As usual, briefly (1-2 sentences) recap your major findings, then discuss limitations and directions for future research.

Resist the temptation to treat your findings as conclusive or as vindicating (or challenging) some larger theory. Instead, emphasize the ways future research can improve our understanding of the phenomena: how new data might be collected to mitigate the limitations of this dataset, how different kinds of data might complement the kind of data used here, and how further studies might trace out the scope of the phenomena found in this dataset.

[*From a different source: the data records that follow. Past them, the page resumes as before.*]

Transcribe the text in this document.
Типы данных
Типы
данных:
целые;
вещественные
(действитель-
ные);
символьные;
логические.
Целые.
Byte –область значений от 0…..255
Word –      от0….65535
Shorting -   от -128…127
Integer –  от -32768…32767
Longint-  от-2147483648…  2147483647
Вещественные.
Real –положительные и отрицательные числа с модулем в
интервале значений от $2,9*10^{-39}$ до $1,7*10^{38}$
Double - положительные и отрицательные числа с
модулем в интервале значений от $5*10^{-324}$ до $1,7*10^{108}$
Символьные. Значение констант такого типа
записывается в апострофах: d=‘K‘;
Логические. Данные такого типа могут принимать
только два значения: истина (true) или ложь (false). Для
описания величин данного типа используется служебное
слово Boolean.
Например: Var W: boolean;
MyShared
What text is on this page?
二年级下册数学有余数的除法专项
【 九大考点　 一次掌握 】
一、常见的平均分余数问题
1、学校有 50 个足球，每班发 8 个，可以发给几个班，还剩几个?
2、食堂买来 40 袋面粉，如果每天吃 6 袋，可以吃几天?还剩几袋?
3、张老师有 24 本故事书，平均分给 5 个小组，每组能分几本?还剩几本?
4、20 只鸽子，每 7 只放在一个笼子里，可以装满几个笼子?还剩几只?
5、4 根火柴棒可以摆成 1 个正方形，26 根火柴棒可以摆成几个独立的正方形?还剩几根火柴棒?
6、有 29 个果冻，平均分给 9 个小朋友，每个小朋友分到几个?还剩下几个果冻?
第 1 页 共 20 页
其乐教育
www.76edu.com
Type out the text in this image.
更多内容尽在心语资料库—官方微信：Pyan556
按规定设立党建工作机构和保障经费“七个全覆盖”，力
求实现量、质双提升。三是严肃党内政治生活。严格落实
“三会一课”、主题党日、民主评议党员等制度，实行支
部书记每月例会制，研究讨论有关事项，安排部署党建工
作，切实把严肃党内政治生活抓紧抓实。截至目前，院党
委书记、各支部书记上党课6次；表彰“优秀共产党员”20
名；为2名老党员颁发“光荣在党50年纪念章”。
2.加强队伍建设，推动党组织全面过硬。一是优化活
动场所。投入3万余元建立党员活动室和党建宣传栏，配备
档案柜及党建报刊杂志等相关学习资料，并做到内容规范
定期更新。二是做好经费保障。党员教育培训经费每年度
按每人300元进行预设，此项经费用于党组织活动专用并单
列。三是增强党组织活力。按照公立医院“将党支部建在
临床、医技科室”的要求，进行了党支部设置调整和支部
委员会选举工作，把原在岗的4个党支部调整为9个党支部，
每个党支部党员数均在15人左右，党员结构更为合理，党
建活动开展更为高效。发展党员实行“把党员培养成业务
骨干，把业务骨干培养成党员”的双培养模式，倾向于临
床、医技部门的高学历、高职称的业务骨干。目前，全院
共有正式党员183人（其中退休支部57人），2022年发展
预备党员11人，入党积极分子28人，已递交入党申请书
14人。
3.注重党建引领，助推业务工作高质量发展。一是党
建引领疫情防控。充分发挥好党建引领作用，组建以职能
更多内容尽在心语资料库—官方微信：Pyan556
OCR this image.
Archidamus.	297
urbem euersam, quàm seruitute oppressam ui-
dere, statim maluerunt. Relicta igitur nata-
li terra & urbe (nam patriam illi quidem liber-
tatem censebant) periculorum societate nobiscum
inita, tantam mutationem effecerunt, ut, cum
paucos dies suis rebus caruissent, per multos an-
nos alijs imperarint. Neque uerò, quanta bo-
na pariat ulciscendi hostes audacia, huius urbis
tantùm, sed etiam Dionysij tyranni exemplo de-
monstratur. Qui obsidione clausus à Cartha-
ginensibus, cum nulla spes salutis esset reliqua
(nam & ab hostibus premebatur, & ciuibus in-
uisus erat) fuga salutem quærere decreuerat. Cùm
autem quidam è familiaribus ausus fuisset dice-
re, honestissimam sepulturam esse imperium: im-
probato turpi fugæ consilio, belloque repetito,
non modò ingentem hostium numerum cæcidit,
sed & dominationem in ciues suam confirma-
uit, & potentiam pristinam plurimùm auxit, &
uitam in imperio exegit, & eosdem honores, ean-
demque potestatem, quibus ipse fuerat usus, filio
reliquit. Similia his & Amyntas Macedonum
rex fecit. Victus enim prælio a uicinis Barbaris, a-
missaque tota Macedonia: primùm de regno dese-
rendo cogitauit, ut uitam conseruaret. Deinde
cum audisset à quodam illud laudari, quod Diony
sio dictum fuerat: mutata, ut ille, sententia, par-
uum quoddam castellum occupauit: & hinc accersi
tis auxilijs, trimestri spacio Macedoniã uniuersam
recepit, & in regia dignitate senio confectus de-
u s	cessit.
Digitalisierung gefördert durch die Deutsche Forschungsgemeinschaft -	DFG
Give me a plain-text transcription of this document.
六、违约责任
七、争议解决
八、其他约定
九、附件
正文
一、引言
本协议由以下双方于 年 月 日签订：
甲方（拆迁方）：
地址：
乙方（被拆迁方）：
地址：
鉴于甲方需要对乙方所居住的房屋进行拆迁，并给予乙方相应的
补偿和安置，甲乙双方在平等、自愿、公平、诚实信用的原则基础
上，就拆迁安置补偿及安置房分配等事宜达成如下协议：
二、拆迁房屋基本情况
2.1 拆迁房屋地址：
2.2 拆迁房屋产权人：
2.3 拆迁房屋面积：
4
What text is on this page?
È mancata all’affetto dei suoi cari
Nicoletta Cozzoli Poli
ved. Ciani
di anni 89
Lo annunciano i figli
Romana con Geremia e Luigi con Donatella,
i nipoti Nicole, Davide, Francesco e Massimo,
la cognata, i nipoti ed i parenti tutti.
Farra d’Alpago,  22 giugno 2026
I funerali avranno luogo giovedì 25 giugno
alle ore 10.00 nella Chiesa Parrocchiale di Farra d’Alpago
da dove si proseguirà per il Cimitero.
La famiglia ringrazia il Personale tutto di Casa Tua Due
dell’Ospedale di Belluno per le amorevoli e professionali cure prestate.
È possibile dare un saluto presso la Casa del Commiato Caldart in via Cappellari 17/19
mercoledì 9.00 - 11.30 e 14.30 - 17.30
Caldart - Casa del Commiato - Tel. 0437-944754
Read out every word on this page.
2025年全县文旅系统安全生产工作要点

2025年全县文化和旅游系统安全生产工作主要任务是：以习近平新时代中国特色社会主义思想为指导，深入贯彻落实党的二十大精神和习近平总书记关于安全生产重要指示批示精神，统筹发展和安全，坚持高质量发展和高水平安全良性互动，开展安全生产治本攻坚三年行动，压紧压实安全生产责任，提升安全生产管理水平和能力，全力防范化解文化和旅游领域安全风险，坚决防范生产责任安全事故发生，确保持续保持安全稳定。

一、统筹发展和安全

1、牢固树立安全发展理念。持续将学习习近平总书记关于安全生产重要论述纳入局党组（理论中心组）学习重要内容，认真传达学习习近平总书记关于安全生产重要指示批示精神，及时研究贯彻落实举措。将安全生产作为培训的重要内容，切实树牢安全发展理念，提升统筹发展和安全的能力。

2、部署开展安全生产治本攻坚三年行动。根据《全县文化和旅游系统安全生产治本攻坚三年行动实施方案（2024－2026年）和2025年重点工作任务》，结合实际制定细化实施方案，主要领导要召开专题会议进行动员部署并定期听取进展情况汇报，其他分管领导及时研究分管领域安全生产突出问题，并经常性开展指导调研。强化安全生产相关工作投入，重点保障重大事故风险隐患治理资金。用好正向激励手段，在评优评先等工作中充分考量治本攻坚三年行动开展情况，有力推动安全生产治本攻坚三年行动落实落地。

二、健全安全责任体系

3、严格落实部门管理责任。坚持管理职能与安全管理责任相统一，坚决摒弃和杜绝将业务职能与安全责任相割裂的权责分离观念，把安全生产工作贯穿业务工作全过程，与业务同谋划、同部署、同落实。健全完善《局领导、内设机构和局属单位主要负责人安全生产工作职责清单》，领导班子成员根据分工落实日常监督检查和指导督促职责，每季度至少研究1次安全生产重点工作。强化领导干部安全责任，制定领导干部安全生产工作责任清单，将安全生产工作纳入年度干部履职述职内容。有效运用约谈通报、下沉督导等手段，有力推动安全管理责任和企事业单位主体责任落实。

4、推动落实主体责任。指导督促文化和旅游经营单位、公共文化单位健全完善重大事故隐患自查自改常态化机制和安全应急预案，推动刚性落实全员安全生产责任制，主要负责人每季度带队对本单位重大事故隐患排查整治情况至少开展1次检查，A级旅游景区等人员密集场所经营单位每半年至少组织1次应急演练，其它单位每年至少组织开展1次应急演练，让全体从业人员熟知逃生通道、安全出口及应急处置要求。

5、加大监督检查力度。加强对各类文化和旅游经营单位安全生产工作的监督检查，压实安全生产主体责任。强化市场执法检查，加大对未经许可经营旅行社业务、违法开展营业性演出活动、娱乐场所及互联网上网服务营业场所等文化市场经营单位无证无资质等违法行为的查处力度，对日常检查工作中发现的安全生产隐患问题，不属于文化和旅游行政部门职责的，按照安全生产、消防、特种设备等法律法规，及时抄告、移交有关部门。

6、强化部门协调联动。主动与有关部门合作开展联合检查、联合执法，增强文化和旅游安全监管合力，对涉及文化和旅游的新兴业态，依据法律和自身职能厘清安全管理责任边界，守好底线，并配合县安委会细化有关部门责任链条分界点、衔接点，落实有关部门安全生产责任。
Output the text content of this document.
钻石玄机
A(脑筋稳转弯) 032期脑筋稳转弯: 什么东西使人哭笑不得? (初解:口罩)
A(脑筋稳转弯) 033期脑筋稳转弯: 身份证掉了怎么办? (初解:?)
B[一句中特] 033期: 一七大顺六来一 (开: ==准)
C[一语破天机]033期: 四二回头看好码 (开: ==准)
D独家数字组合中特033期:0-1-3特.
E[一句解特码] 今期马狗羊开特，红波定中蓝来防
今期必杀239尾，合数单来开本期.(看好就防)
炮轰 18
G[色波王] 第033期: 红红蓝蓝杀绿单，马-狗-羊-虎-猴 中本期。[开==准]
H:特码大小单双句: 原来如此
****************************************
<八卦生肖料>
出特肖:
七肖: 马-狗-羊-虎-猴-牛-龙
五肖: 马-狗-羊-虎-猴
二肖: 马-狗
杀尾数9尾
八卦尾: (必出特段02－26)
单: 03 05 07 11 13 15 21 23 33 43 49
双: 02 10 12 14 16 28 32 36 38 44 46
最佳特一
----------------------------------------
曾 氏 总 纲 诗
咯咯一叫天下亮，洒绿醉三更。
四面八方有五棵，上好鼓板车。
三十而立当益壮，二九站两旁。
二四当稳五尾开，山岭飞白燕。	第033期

Finally, come back to the reflexivity questions in the introduction. Were your expectations met? (Probably a mix of both yes and no; explain.) What implications might your findings have for people affected by the topic? How should these implications shape the trajectory of future research on this topic?

Flash talk presentation

What to submit: You won’t submit anything, but you will give a presentation for the class

At the last class meeting, you’ll give a 5-minute presentation of your project. Your target audience is the other students in the class, so you’ll need to start by motivating your project and be thoughtful about the use of jargon from your home discipline. Depending on how much time we have, we may or may not have questions after the flash talks.

You should use slides for your presentation, but you don’t have to turn them in. Google Slides, PowerPoint, Keynote, or whatever are fine, because you’re responsible for arranging to project your slides and checking in advance that everything works as expected in our classroom.

Because flash talks are so short, I strongly recommend writing a script, checking the timing, and then memorizing the script. There will be a loud timer at 5 minutes.